Tragedy struck McArthurs crew on 17 August 1894 when her commanding officer, Lieutenant Freeman Crosby, US Navy, and four crewmen drowned after their boat capsized coming through surf on the coast of the state of Washington.

On more than one occasion, McArthur assisted mariners in distress. On 15 December 1909, she hauled the passenger steamer Fleetwood off the ground in Grays Harbor, Washington. On 30 May 1914, she rendered assistance to the Ketchikan Power Company barge Blanche; seas were breaking over Blanche, seams had opened in her hull, and water was flooding in faster than Blanches pumps could pump it out, but McArthur kept Blanche from sinking.

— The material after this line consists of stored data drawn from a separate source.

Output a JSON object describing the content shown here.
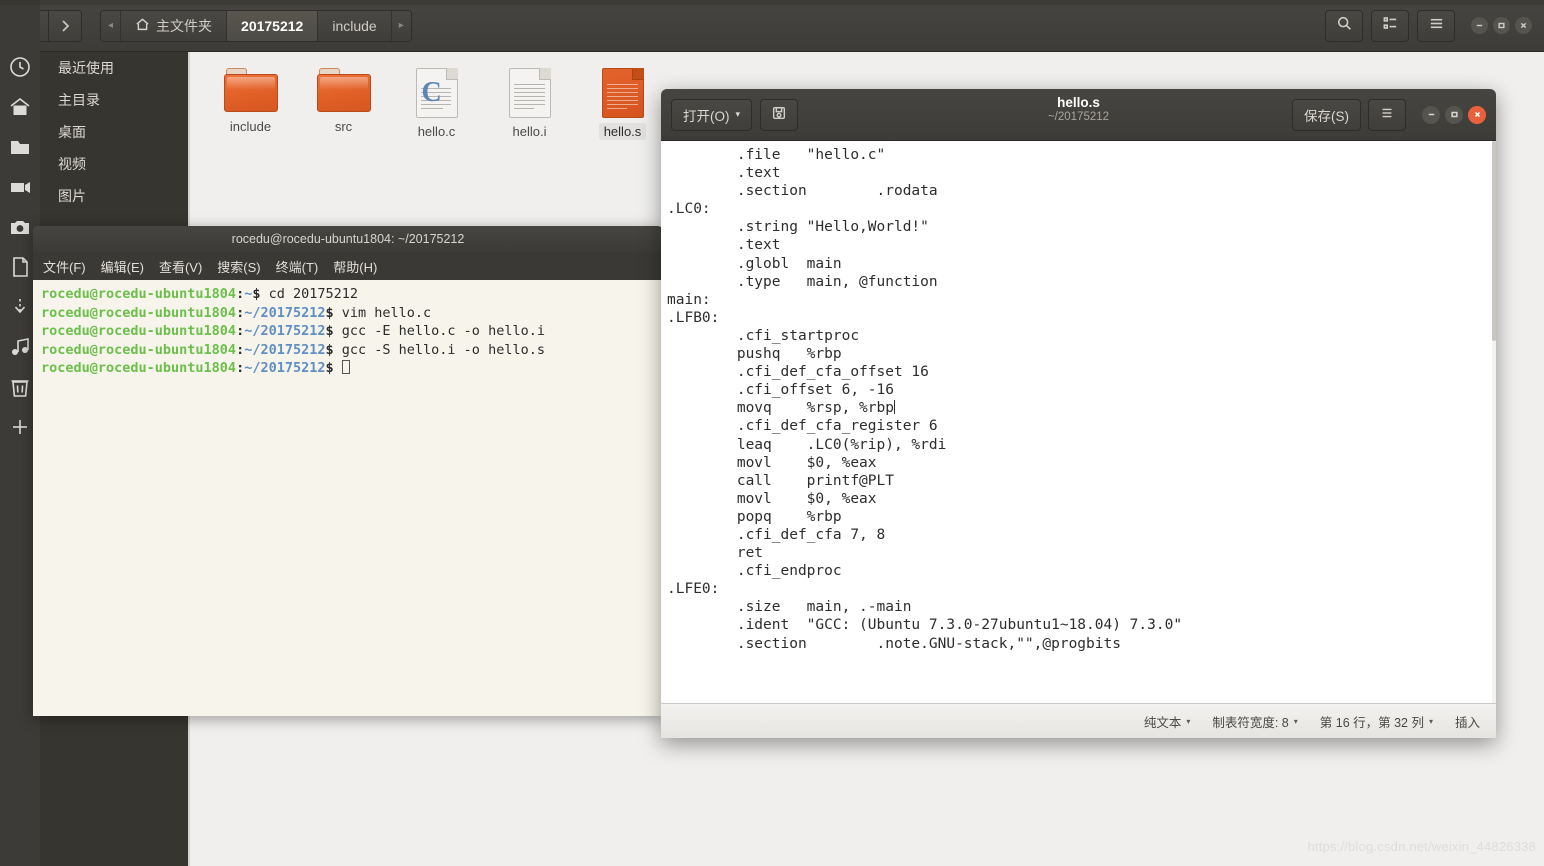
{
  "launcher": {
    "items": [
      {
        "name": "clock-icon",
        "label": "Recent"
      },
      {
        "name": "home-icon",
        "label": "Home"
      },
      {
        "name": "folder-icon",
        "label": "Files"
      },
      {
        "name": "video-icon",
        "label": "Videos"
      },
      {
        "name": "camera-icon",
        "label": "Photos"
      },
      {
        "name": "document-icon",
        "label": "Documents"
      },
      {
        "name": "download-icon",
        "label": "Downloads"
      },
      {
        "name": "music-icon",
        "label": "Music"
      },
      {
        "name": "trash-icon",
        "label": "Trash"
      },
      {
        "name": "plus-icon",
        "label": "Add"
      }
    ]
  },
  "file_manager": {
    "nav": {
      "back": "‹",
      "forward": "›"
    },
    "breadcrumb": {
      "left_arrow": "◂",
      "right_arrow": "▸",
      "items": [
        {
          "label": "主文件夹",
          "icon": "home-icon",
          "active": false
        },
        {
          "label": "20175212",
          "icon": "",
          "active": true
        },
        {
          "label": "include",
          "icon": "",
          "active": false
        }
      ]
    },
    "toolbar": {
      "search_icon": "search-icon",
      "view_icon": "list-view-icon",
      "menu_icon": "hamburger-menu-icon",
      "minimize": "−",
      "maximize": "▭",
      "close": "×"
    },
    "sidebar": {
      "items": [
        {
          "label": "最近使用"
        },
        {
          "label": "主目录"
        },
        {
          "label": "桌面"
        },
        {
          "label": "视频"
        },
        {
          "label": "图片"
        }
      ]
    },
    "files": [
      {
        "name": "include",
        "type": "folder",
        "selected": false
      },
      {
        "name": "src",
        "type": "folder",
        "selected": false
      },
      {
        "name": "hello.c",
        "type": "c-source",
        "selected": false
      },
      {
        "name": "hello.i",
        "type": "text",
        "selected": false
      },
      {
        "name": "hello.s",
        "type": "assembly",
        "selected": true
      }
    ]
  },
  "terminal": {
    "title": "rocedu@rocedu-ubuntu1804: ~/20175212",
    "menu": [
      "文件(F)",
      "编辑(E)",
      "查看(V)",
      "搜索(S)",
      "终端(T)",
      "帮助(H)"
    ],
    "lines": [
      {
        "user": "rocedu@rocedu-ubuntu1804",
        "sep": ":",
        "path": "~",
        "dollar": "$",
        "cmd": " cd 20175212"
      },
      {
        "user": "rocedu@rocedu-ubuntu1804",
        "sep": ":",
        "path": "~/20175212",
        "dollar": "$",
        "cmd": " vim hello.c"
      },
      {
        "user": "rocedu@rocedu-ubuntu1804",
        "sep": ":",
        "path": "~/20175212",
        "dollar": "$",
        "cmd": " gcc -E hello.c -o hello.i"
      },
      {
        "user": "rocedu@rocedu-ubuntu1804",
        "sep": ":",
        "path": "~/20175212",
        "dollar": "$",
        "cmd": " gcc -S hello.i -o hello.s"
      },
      {
        "user": "rocedu@rocedu-ubuntu1804",
        "sep": ":",
        "path": "~/20175212",
        "dollar": "$",
        "cmd": " ",
        "cursor": true
      }
    ]
  },
  "gedit": {
    "open_button": "打开(O)",
    "open_caret": "▾",
    "save_as_icon": "save-as-icon",
    "title": "hello.s",
    "subtitle": "~/20175212",
    "save_button": "保存(S)",
    "menu_icon": "hamburger-menu-icon",
    "window_controls": {
      "minimize": "−",
      "maximize": "▭",
      "close": "×"
    },
    "code_lines": [
      "        .file   \"hello.c\"",
      "        .text",
      "        .section        .rodata",
      ".LC0:",
      "        .string \"Hello,World!\"",
      "        .text",
      "        .globl  main",
      "        .type   main, @function",
      "main:",
      ".LFB0:",
      "        .cfi_startproc",
      "        pushq   %rbp",
      "        .cfi_def_cfa_offset 16",
      "        .cfi_offset 6, -16",
      "        movq    %rsp, %rbp",
      "        .cfi_def_cfa_register 6",
      "        leaq    .LC0(%rip), %rdi",
      "        movl    $0, %eax",
      "        call    printf@PLT",
      "        movl    $0, %eax",
      "        popq    %rbp",
      "        .cfi_def_cfa 7, 8",
      "        ret",
      "        .cfi_endproc",
      ".LFE0:",
      "        .size   main, .-main",
      "        .ident  \"GCC: (Ubuntu 7.3.0-27ubuntu1~18.04) 7.3.0\"",
      "        .section        .note.GNU-stack,\"\",@progbits"
    ],
    "caret_line_index": 15,
    "status": {
      "language": "纯文本",
      "tab_width_label": "制表符宽度: 8",
      "position": "第 16 行，第 32 列",
      "mode": "插入",
      "dropdown_caret": "▾"
    }
  },
  "watermark": "https://blog.csdn.net/weixin_44826338",
  "colors": {
    "chrome_dark": "#3e3c38",
    "folder_orange": "#e2622a",
    "terminal_green": "#6bbf4a",
    "terminal_blue": "#5f8ec4",
    "terminal_bg": "#f7f5eb",
    "close_red": "#e8603c",
    "selection_gray": "#e3e1df"
  }
}
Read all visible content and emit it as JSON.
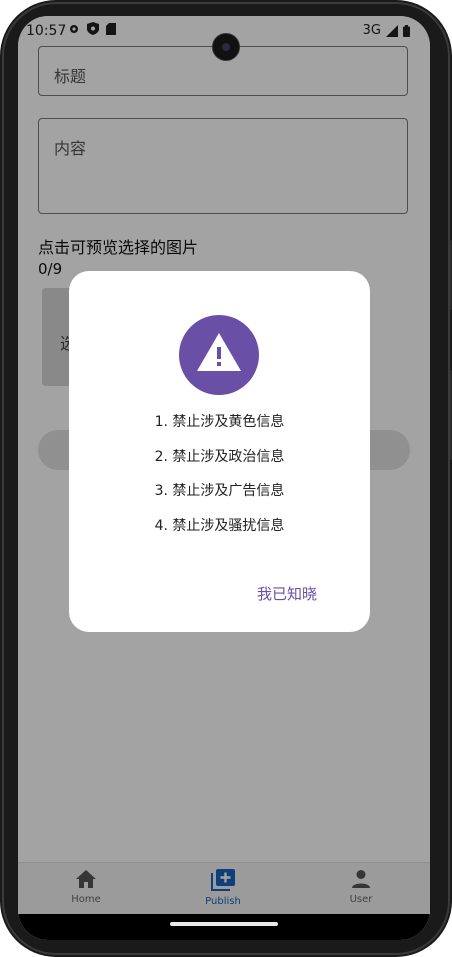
{
  "status_bar": {
    "time": "10:57",
    "network": "3G",
    "icons": [
      "gear-icon",
      "shield-icon",
      "sim-card-icon",
      "signal-icon",
      "battery-icon"
    ]
  },
  "form": {
    "title_placeholder": "标题",
    "content_placeholder": "内容",
    "preview_label": "点击可预览选择的图片",
    "image_count": "0/9",
    "image_slot_label": "选"
  },
  "dialog": {
    "icon": "warning-icon",
    "accent_color": "#6a4fa6",
    "rules": [
      "1. 禁止涉及黄色信息",
      "2. 禁止涉及政治信息",
      "3. 禁止涉及广告信息",
      "4. 禁止涉及骚扰信息"
    ],
    "ack_label": "我已知晓"
  },
  "bottom_nav": {
    "items": [
      {
        "label": "Home",
        "icon": "home-icon",
        "active": false
      },
      {
        "label": "Publish",
        "icon": "add-photo-icon",
        "active": true
      },
      {
        "label": "User",
        "icon": "user-icon",
        "active": false
      }
    ],
    "active_color": "#1565c0"
  }
}
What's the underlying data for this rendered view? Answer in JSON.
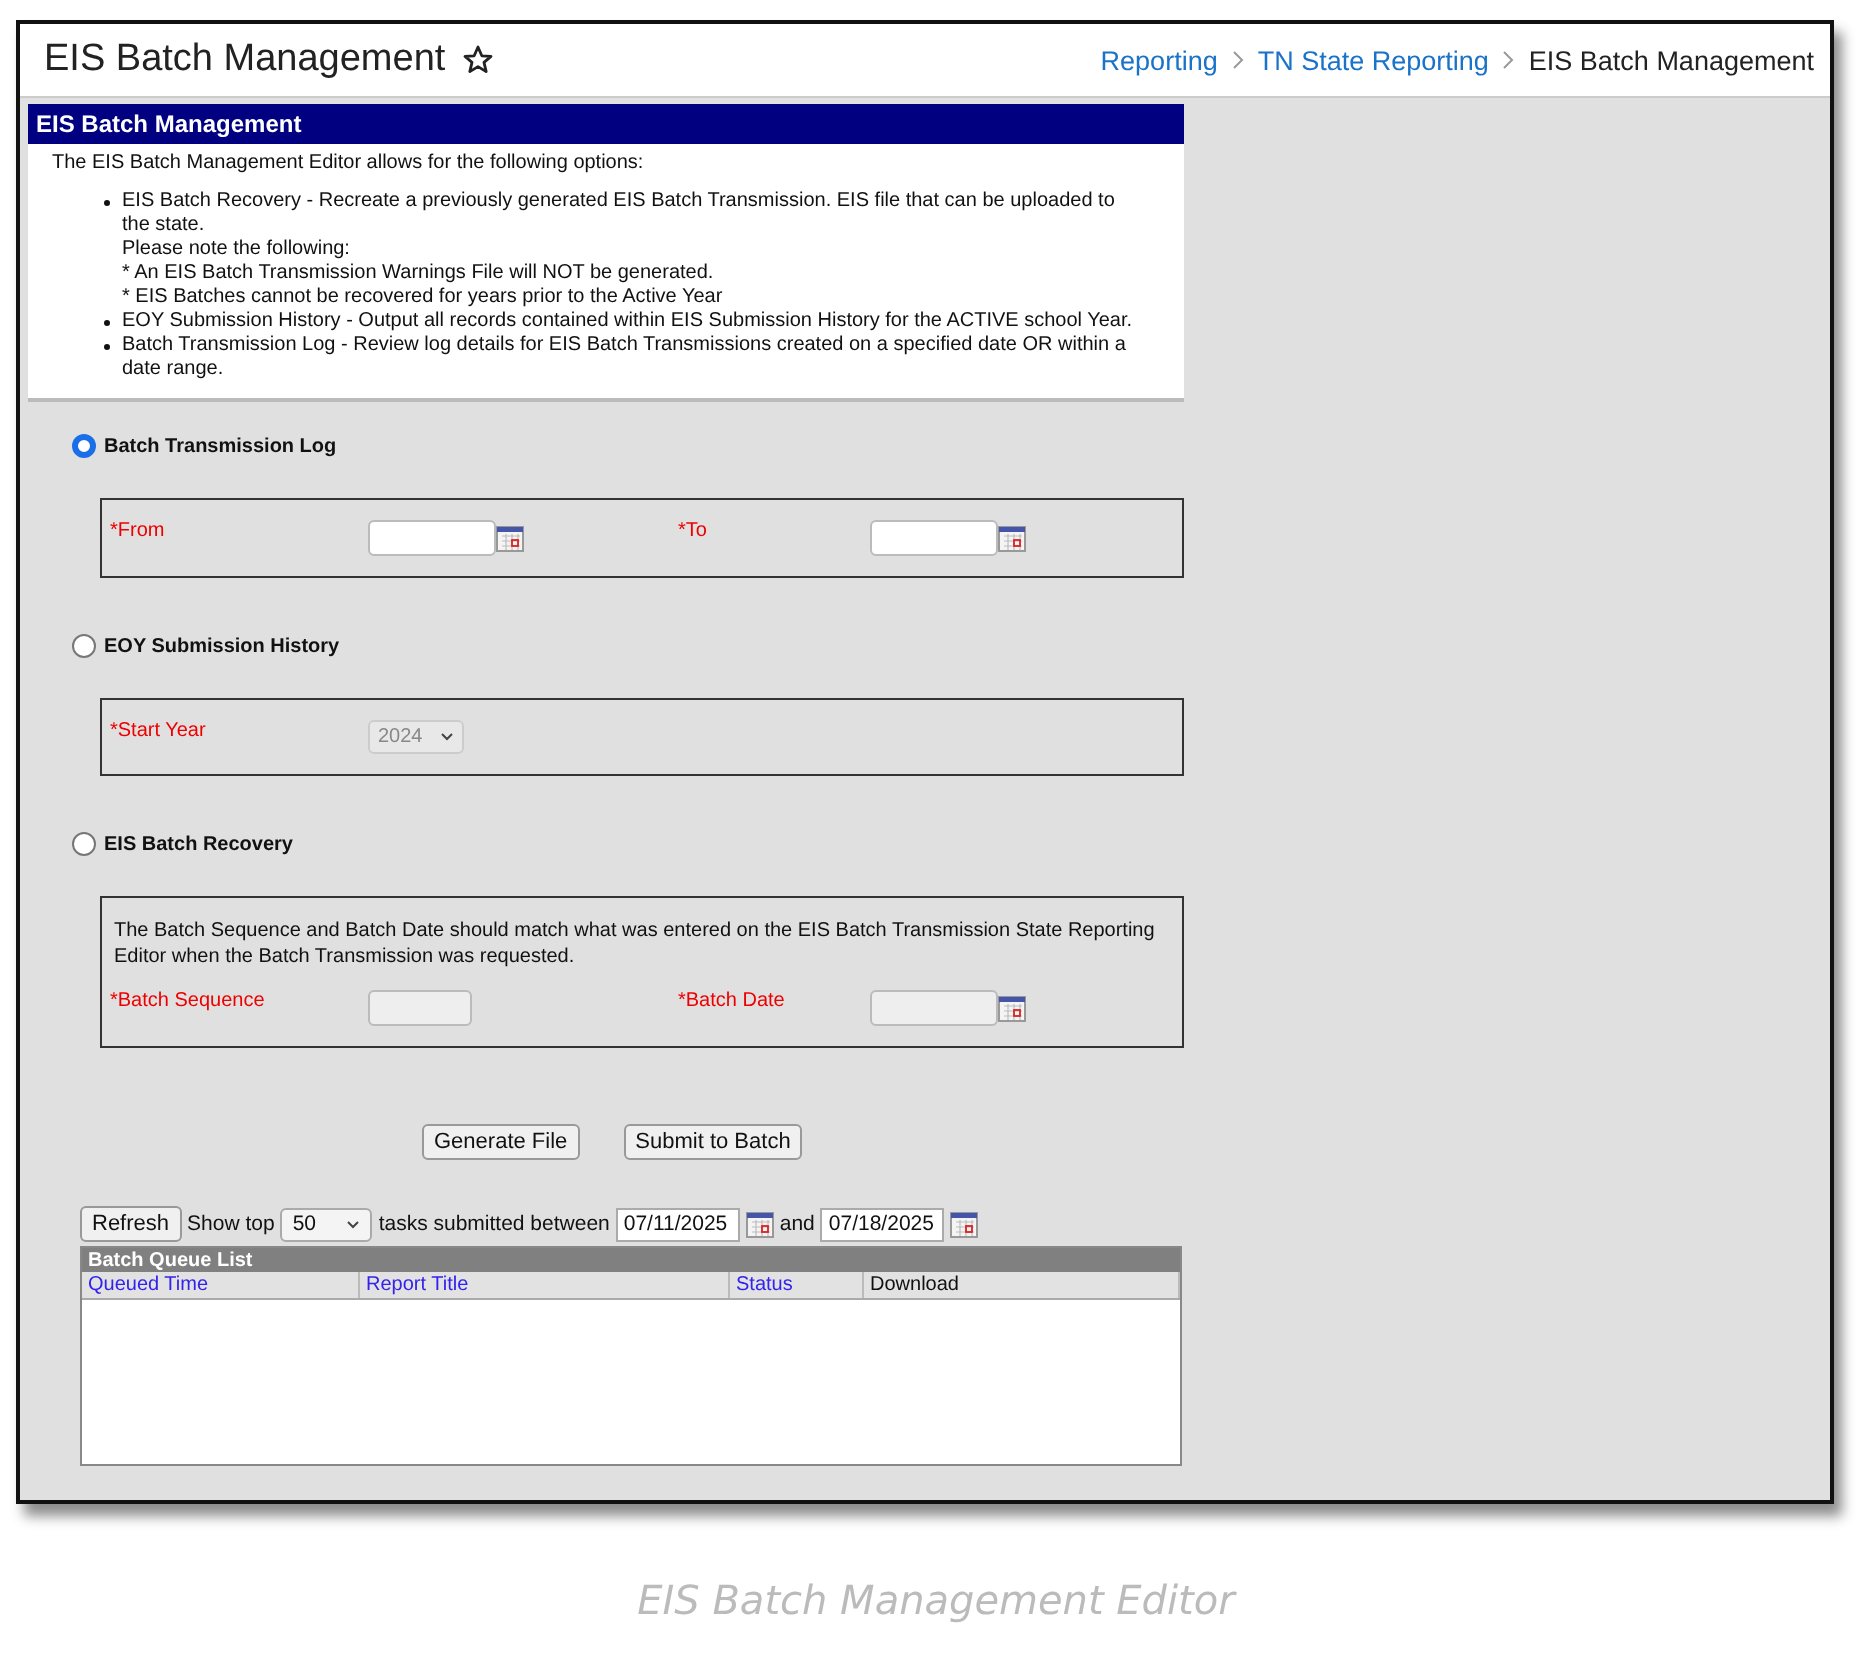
{
  "header": {
    "title": "EIS Batch Management",
    "favorite": false,
    "breadcrumbs": [
      {
        "label": "Reporting",
        "link": true
      },
      {
        "label": "TN State Reporting",
        "link": true
      },
      {
        "label": "EIS Batch Management",
        "link": false
      }
    ]
  },
  "panel": {
    "title": "EIS Batch Management",
    "intro": "The EIS Batch Management Editor allows for the following options:",
    "bullets": [
      {
        "lines": [
          "EIS Batch Recovery - Recreate a previously generated EIS Batch Transmission. EIS file that can be uploaded to the state.",
          "Please note the following:",
          "* An EIS Batch Transmission Warnings File will NOT be generated.",
          "* EIS Batches cannot be recovered for years prior to the Active Year"
        ]
      },
      {
        "lines": [
          "EOY Submission History - Output all records contained within EIS Submission History for the ACTIVE school Year."
        ]
      },
      {
        "lines": [
          "Batch Transmission Log - Review log details for EIS Batch Transmissions created on a specified date OR within a date range."
        ]
      }
    ]
  },
  "options": [
    {
      "label": "Batch Transmission Log",
      "selected": true,
      "fields": [
        {
          "kind": "date",
          "label": "*From",
          "disabled": false
        },
        {
          "kind": "date",
          "label": "*To",
          "disabled": false
        }
      ]
    },
    {
      "label": "EOY Submission History",
      "selected": false,
      "fields": [
        {
          "kind": "select",
          "label": "*Start Year",
          "value": "2024",
          "disabled": true
        }
      ]
    },
    {
      "label": "EIS Batch Recovery",
      "selected": false,
      "note": "The Batch Sequence and Batch Date should match what was entered on the EIS Batch Transmission State Reporting Editor when the Batch Transmission was requested.",
      "fields": [
        {
          "kind": "text",
          "label": "*Batch Sequence",
          "disabled": true
        },
        {
          "kind": "date",
          "label": "*Batch Date",
          "disabled": true
        }
      ]
    }
  ],
  "buttons": [
    "Generate File",
    "Submit to Batch"
  ],
  "queue": {
    "refresh": "Refresh",
    "show_top": "Show top",
    "count": "50",
    "between": "tasks submitted between",
    "from": "07/11/2025",
    "and": "and",
    "to": "07/18/2025",
    "title": "Batch Queue List",
    "columns": [
      {
        "label": "Queued Time",
        "sortable": true
      },
      {
        "label": "Report Title",
        "sortable": true
      },
      {
        "label": "Status",
        "sortable": true
      },
      {
        "label": "Download",
        "sortable": false
      }
    ]
  },
  "caption": "EIS Batch Management Editor"
}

On 16 January 1915, McArthur was at Seattle, Washington when a fire broke out on the docks there. She was unable to move because she did not have steam up. The Coast and Geodetic Survey survey ship USC&GS Explorer, which had steam up, towed both McArthur and the survey ship USC&GS Thomas R. Gedney to a safe location.

McArthur was retired later in 1915.

==Commemoration==

McArthur Peak, Port McArthur, and McArthur Reef, all in Alaska, were named for McArthur.